Why? There are many reasons why creating the simplest thing that works is better than making the perfect feature right out of the gate. These are the following:
One, it allows you to fail faster. All new features seem like great ideas at first. But if people don’t use them, you should kill them quickly to keep your technical debt as low as possible. Having less code to maintain means faster development of new features that you may <3 more.
Second, it allows us to see how you will actually use such a feature. We may have a hunch, an idea, or a good feeling about it, but we never know how it will be received until you actually experiment with it. The ideal is to build the simplest experiment that we can so we can see you actually using the new feature, get real-world metrics on how you use it, and how well the new feature works for you, and if you like it, we can then invest more time and energy into making it perfect.
Third, it allows us to optimize our limited attention spans. We work on Diaspora every day, all day, and we <3 it very much.
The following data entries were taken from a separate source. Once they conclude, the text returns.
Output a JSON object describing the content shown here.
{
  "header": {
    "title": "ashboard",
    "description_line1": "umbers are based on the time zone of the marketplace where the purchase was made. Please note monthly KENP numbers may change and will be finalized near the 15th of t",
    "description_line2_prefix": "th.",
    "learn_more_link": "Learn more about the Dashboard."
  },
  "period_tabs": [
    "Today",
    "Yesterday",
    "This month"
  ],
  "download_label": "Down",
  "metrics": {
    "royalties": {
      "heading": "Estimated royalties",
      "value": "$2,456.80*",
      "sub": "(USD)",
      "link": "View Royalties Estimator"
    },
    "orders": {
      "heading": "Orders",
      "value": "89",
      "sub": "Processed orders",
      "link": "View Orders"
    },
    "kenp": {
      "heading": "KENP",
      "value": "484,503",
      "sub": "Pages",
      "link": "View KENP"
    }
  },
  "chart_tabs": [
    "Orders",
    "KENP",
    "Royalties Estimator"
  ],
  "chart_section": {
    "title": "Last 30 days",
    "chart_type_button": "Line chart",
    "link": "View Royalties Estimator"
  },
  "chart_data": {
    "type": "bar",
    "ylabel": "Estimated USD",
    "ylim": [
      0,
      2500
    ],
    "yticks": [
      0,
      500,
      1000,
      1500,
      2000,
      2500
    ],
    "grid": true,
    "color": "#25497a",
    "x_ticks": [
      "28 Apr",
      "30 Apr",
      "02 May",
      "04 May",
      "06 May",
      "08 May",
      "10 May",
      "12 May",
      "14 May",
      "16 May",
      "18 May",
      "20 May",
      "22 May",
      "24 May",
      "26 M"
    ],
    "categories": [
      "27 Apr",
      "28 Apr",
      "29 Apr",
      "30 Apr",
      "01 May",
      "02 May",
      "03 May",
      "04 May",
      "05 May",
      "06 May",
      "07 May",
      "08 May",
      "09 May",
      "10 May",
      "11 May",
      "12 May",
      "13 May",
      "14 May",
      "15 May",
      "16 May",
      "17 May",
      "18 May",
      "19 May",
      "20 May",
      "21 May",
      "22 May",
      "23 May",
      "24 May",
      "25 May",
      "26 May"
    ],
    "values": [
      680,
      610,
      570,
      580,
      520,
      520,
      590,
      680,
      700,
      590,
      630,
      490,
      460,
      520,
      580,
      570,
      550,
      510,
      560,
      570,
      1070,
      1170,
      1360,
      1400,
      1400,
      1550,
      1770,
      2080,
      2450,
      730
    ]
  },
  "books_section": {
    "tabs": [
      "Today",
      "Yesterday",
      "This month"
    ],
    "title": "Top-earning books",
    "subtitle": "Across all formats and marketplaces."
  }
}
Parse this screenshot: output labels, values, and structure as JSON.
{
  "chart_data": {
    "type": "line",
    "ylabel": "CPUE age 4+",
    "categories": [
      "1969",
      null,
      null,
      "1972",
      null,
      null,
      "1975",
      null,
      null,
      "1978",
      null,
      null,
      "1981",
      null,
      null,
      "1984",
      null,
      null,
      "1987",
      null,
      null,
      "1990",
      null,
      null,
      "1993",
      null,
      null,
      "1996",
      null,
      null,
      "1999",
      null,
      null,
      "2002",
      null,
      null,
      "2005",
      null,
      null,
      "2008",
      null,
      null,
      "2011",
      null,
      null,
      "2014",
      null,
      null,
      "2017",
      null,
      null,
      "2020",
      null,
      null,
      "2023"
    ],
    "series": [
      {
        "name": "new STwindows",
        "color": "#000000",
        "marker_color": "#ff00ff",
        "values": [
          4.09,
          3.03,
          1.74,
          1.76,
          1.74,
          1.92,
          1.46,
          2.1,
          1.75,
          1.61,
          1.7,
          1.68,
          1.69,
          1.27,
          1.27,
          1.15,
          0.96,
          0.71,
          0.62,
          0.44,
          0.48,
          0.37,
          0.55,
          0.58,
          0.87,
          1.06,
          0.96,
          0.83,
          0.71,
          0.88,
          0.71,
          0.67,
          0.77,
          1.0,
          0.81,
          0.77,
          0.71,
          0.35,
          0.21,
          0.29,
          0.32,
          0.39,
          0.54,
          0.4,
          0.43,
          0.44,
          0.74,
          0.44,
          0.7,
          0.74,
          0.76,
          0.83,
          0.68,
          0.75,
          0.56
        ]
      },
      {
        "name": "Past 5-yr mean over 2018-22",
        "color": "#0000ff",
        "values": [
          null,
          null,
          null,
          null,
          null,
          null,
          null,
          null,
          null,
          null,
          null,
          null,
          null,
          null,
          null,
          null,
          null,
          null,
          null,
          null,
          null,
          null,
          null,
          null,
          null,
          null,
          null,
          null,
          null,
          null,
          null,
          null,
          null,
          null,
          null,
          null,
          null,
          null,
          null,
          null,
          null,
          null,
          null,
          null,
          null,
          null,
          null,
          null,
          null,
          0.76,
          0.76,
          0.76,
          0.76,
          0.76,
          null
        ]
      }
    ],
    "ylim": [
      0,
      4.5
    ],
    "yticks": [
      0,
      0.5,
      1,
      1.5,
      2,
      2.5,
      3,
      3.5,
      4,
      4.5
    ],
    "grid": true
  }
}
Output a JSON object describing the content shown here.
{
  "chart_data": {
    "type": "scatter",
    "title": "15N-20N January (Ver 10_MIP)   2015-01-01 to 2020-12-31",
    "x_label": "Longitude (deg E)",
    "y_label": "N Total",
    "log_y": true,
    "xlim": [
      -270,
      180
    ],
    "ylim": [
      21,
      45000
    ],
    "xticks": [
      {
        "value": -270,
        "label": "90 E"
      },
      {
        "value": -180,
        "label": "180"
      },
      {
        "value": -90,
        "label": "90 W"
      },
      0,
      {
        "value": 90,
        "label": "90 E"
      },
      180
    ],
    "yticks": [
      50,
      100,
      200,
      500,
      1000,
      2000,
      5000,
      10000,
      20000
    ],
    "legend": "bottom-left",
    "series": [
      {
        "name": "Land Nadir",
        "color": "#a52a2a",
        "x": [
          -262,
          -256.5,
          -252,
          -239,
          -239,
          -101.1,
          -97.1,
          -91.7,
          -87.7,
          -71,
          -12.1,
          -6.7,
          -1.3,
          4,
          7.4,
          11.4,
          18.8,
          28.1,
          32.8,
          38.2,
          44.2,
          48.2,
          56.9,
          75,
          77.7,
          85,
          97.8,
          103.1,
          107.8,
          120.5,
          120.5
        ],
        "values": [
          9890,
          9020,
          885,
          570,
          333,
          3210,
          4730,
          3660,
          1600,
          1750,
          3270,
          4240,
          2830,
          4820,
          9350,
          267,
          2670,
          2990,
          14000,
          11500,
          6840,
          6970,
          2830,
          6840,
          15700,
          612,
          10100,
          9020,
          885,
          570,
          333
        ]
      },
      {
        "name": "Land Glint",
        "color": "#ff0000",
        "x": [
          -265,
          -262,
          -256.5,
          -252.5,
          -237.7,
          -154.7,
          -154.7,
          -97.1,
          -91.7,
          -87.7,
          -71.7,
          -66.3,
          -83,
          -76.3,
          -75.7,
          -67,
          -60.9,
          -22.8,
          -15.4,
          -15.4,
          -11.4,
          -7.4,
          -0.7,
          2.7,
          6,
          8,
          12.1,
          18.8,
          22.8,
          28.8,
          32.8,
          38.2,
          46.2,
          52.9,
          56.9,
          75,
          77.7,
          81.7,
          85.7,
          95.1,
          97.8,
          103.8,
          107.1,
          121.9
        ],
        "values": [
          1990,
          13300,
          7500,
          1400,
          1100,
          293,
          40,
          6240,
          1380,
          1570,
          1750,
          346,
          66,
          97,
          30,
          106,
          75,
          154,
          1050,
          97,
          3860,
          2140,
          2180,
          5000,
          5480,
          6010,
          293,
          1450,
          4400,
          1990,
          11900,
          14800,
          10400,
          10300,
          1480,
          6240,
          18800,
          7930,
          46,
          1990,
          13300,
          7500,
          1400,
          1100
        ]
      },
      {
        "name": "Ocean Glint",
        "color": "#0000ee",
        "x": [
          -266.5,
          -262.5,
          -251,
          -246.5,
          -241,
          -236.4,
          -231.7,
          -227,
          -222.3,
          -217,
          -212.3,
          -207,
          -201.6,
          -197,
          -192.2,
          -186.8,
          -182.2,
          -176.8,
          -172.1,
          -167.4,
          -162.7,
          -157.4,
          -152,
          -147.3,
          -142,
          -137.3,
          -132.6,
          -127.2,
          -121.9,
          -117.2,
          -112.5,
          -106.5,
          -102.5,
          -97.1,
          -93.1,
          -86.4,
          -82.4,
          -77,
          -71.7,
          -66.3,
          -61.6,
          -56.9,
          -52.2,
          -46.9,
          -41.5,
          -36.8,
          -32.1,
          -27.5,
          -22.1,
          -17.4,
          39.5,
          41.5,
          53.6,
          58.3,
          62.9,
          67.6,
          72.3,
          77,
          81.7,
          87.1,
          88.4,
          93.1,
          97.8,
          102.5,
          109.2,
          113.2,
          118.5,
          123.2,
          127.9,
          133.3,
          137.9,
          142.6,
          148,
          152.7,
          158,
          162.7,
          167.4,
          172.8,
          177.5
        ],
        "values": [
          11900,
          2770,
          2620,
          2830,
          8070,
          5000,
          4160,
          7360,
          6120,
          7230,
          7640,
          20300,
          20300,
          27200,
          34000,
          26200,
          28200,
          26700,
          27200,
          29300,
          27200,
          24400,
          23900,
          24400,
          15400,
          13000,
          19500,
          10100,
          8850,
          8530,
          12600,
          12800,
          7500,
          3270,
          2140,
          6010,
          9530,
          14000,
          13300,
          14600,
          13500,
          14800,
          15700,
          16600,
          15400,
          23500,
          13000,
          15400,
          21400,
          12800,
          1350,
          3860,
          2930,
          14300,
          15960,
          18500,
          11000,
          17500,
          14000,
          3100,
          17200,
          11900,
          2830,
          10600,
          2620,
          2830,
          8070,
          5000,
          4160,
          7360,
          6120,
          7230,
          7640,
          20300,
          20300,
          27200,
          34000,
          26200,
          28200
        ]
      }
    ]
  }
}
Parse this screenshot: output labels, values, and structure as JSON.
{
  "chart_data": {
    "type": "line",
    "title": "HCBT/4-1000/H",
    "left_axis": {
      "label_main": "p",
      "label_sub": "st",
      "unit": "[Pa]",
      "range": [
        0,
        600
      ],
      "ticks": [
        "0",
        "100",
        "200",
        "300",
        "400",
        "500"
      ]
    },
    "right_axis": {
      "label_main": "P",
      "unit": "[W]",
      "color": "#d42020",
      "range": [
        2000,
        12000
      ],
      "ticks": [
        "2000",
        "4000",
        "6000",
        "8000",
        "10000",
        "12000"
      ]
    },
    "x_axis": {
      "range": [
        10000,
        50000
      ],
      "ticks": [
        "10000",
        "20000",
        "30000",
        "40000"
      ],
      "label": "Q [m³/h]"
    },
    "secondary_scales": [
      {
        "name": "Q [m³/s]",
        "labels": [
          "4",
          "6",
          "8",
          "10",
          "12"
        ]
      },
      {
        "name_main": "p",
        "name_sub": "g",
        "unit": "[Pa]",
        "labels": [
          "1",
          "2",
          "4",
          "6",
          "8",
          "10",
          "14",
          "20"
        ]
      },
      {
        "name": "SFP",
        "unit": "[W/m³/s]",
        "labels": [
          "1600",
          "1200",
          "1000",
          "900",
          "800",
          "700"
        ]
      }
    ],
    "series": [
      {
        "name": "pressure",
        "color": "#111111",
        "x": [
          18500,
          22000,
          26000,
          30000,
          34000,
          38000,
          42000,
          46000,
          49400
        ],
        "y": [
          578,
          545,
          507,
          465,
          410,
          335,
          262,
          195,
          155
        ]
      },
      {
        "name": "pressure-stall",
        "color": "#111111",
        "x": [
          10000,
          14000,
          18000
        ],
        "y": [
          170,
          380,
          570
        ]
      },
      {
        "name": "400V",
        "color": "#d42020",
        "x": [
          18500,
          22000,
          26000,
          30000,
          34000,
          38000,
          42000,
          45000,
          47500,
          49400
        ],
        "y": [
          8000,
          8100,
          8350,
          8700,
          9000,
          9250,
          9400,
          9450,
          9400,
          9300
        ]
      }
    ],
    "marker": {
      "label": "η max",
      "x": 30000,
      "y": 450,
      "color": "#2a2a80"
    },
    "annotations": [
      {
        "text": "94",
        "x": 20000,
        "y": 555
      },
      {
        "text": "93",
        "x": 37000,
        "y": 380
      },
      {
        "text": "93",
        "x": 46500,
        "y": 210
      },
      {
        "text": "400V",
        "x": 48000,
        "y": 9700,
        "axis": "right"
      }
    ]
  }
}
But there are so many touch points for us (e.g., front end, back end, pod federation, open-source development, grassroots community, fun tangents, and so on) that the less “needy” a feature is, from both an upfront development and maintenance cost, the better.
Finally, it enables us to make sure that we keep Diaspora as clean and user-friendly as possible for you, while avoiding the feature creep that often undermines great technological ideas from improving people’s lives.
As such, whenever you think of a new Diaspora feature you’d like to see, ask yourself the following: What is the most basic, specific thing I could ask for that would work? Then, submit it for community consideration at http://getsatisfaction.com/diaspora/. (If you don’t feel comfortable with GetSatisfaction, then submit it to email@example.com.) The benefit of GetSatisfaction is that it allows the entire community to vote on the features you want, and then the open-source development team can focus on creating the simplest thing that works for you to bring popular features into fruition quickly. Once implemented, if we all hate the new feature, we can kill it, and do something else. Or we can iterate a new version, and try again.